The margins in those six states range from 10,000 votes in Arizona to more than 145,000 votes in Michigan. Evidence of systemic or widespread fraud or miscounting in those states has simply not been found, and recounts rarely, if ever, change the outcome of elections by more than a few hundred votes.

Trump would have to overturn the outcome in more than one of those states to change what is apparent as the clear result of the election. It is time to accept that Biden won the election and it is time to accept that result and come together as a nation.

We might not agree completely on the widespread use of mail-in ballots, or the expansion of the election from one day into several weeks, but these are matters largely left by the Constitution to individual states. Those issues can be addressed by the states and Congress, if appropriate, at some time in the future.

Many state legislatures, red and blue and purple alike, chose to make mail-in ballots widely available to their voters. State supreme courts, which have the responsibility to interpret state law, have upheld those decisions.

There is no plausible legal basis for federal courts to revisit this decision by state legislators — particularly after the election is over and voters have relied on existing state law when choosing how to vote.

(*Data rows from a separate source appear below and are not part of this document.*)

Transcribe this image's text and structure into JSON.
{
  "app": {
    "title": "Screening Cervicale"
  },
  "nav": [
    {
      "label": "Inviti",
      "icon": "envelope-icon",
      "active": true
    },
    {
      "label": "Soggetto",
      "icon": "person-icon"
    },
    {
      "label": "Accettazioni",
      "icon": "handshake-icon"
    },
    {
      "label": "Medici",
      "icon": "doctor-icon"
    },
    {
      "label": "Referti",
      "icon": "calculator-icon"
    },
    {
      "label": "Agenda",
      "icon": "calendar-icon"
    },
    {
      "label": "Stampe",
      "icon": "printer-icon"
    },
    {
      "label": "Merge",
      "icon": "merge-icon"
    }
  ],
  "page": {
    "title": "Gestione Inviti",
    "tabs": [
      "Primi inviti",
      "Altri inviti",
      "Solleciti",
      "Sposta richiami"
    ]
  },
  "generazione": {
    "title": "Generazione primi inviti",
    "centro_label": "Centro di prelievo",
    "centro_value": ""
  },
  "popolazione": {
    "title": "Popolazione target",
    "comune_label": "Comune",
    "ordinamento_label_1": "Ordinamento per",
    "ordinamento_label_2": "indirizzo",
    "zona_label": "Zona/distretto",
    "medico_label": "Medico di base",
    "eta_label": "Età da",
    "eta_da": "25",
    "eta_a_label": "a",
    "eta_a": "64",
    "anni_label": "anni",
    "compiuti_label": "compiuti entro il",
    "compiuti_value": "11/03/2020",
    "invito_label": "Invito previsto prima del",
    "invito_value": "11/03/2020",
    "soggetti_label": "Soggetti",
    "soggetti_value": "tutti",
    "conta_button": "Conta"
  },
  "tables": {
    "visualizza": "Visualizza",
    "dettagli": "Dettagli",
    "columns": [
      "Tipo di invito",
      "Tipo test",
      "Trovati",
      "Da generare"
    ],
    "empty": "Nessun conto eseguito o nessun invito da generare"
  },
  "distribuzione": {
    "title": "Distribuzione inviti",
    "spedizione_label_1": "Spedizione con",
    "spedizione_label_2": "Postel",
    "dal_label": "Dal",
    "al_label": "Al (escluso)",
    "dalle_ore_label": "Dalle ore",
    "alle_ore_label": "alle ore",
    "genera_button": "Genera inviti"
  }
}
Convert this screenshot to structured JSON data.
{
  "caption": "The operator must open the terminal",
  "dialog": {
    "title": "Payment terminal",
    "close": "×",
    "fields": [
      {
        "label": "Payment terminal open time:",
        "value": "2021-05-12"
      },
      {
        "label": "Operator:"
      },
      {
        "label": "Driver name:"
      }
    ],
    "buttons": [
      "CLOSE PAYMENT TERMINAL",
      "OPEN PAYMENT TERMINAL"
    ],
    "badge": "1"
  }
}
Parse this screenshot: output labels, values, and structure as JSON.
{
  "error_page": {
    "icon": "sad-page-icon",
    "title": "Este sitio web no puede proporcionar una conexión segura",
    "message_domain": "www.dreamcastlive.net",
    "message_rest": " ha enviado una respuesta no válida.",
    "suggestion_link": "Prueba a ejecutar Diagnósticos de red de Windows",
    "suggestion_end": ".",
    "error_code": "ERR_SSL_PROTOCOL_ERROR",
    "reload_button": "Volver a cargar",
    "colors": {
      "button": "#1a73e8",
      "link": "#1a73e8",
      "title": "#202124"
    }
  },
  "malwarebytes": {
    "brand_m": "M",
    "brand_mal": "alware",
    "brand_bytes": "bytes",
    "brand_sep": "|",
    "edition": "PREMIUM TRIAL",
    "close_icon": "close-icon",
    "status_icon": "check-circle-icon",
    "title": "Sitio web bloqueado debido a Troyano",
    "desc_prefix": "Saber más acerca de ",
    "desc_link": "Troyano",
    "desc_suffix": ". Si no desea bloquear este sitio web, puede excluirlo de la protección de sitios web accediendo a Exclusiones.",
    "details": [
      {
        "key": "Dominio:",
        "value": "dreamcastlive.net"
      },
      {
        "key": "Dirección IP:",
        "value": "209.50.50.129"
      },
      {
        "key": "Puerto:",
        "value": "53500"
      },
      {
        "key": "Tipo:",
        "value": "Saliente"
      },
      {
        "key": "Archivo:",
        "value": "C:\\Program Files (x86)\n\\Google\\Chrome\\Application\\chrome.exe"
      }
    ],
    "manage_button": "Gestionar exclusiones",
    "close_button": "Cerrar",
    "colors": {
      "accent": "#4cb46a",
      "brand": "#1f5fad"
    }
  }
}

Nor is there any plausible basis to allege fraud in the casting or counting of ballots that could conceivably affect the outcome of the election. Across the country, secretaries of state and citizen volunteers worked tirelessly and conscientiously to count all legal votes fairly. They deserve praise and gratitude, not to be the targets of unsupported attacks on their integrity.

The idea that the Republican secretary of state of Georgia was party to a vast conspiracy spanning different states across the country to fraudulently elect the Democratic presidential candidate is ludicrous. It is also wrong.

We do not agree with those who demonize lawyers for taking election cases to court; court is where election disputes must be decided, not in the streets or on social media. Nor do we agree with those who demonize lawyers representing unpopular clients; lawyers’ willingness to represent clients the public despises is a bedrock of the American system of justice.

Political candidates, however, have an obligation not to inflame passions and undermine the public’s faith in democracy with unsupported charges of fraud and malfeasance. And the lawyers who represent those candidates have an obligation to the courts, of which they are officers, not to make frivolous claims or arguments.

Past losers of presidential elections, however stinging their defeats, have ultimately decided to make peace with the opposing camp. Former vice president Gore did so, admirably, when Bush v. Gore was resolved. The sooner that Trump and his supporters accept the election result, the better it will be for the nation.